La très belle mise en scène de Jürgen Rose est reprise à l’Opéra de Munich. Si la distribution est inégale, le spectacle s’avère, une fois de plus, captivant et Daniele Rustioni s’empare brillamment de la gigantesque partition.
Meyerbeer meurt en 1864, mais le genre Grand Opéra à la Française ne disparaît pas avec celui qui lui écrivait jusqu’alors ses plus belles pages. Alors que Paris est un lieu majeur de la création lyrique et attire les grands noms, le paysage musical qui y règne est d’une grande variété. Les compositeurs italiens (Rossini, Donizetti, Bellini) ont tous, récemment et assidument, fréquenté Paris. Verdi, lui-même, a vu trois de ses opéras y être créés ou repris (Jérusalem (1847), Les Vêpres Siciliennes (1855) et Le Trouvère (1857).

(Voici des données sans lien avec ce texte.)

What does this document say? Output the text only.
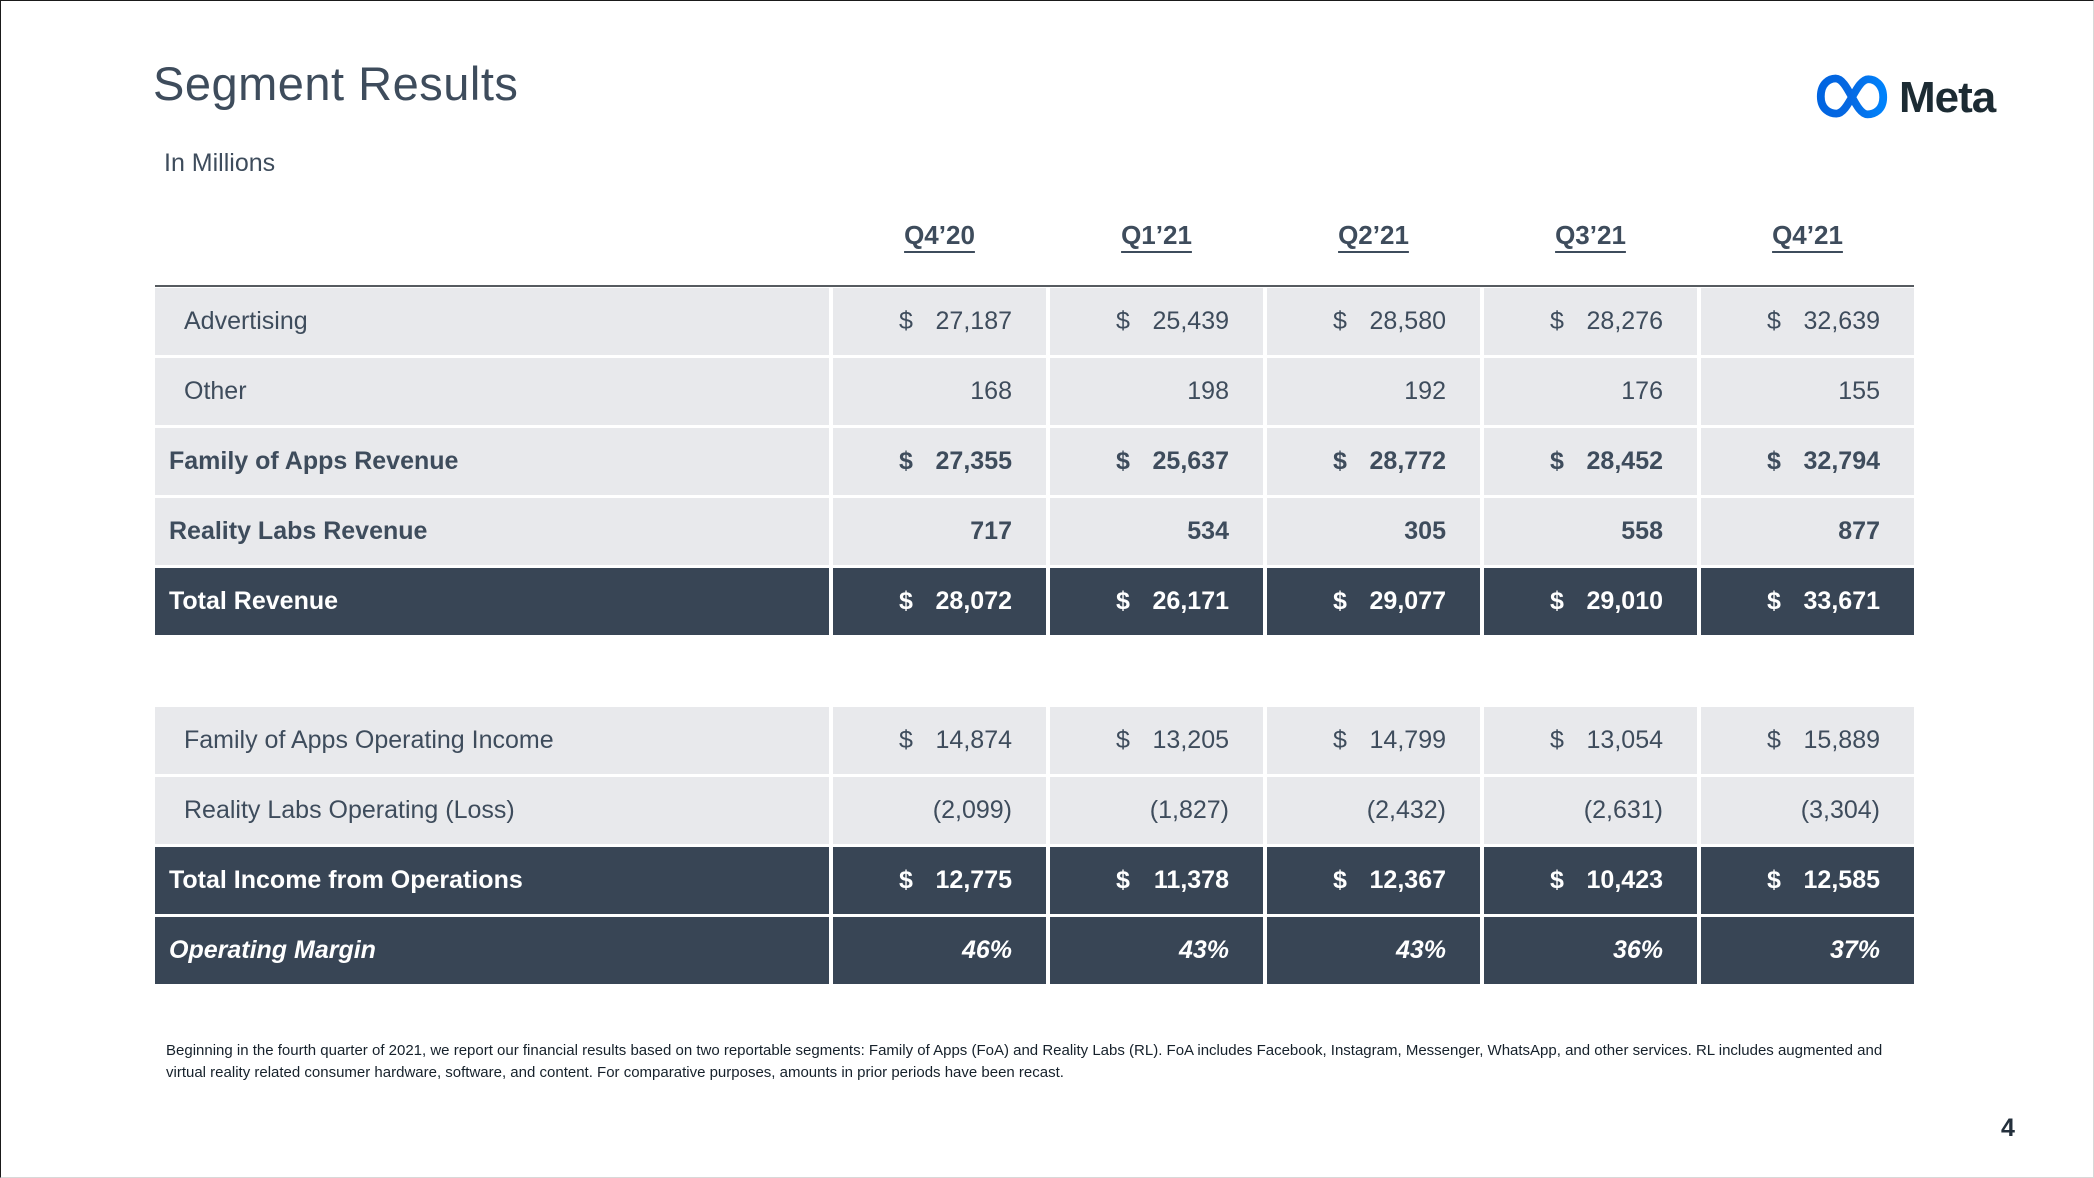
Segment Results
In Millions
Meta
Q4’20	Q1’21	Q2’21	Q3’21	Q4’21
Advertising	$ 27,187	$ 25,439	$ 28,580	$ 28,276	$ 32,639
Other	168	198	192	176	155
Family of Apps Revenue	$ 27,355	$ 25,637	$ 28,772	$ 28,452	$ 32,794
Reality Labs Revenue	717	534	305	558	877
Total Revenue	$ 28,072	$ 26,171	$ 29,077	$ 29,010	$ 33,671
Family of Apps Operating Income	$ 14,874	$ 13,205	$ 14,799	$ 13,054	$ 15,889
Reality Labs Operating (Loss)	(2,099)	(1,827)	(2,432)	(2,631)	(3,304)
Total Income from Operations	$ 12,775	$ 11,378	$ 12,367	$ 10,423	$ 12,585
Operating Margin	46%	43%	43%	36%	37%
Beginning in the fourth quarter of 2021, we report our financial results based on two reportable segments: Family of Apps (FoA) and Reality Labs (RL). FoA includes Facebook, Instagram, Messenger, WhatsApp, and other services. RL includes augmented and
virtual reality related consumer hardware, software, and content. For comparative purposes, amounts in prior periods have been recast.
4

En 1864 donc, l’Opéra de Paris décide de se tourner à nouveau vers le compositeur et le choix, après le rejet d’une Judith (écrit par Scribe pour Meyerbeer), d’une Cléopâtre et d’un Roi Lear, se porte sur Don Carlos, l’immense drame écrit en vers par Johann Christoph Friedrich Schiller en 1787 (et de l’avis de beaucoup, imparfait).
Verdi a déjà adapté trois œuvres de l’écrivain allemand (Jeanne d’Arc, Les brigands et Luisa Miller), mais, cette fois, la tâche ne va pas être dramatiquement et musicalement, une mince affaire pour Verdi et ses librettistes (Méry et Du Locle).
Giuseppe Verdi a pris de l’âge. Il est, plus que jamais, exigeant (et pénible avec ceux avec lesquels il est amené à travailler). Son rythme d’écriture s’est ralenti ; son précédent opéra (La Forza del destino) date de 4 ans auparavant (1862) et Aïda sera créé en 1871. En outre, la conception de Don Carlos est probablement étirée du fait des vicissitudes qui règnent dans « la Grande boutique » parisienne.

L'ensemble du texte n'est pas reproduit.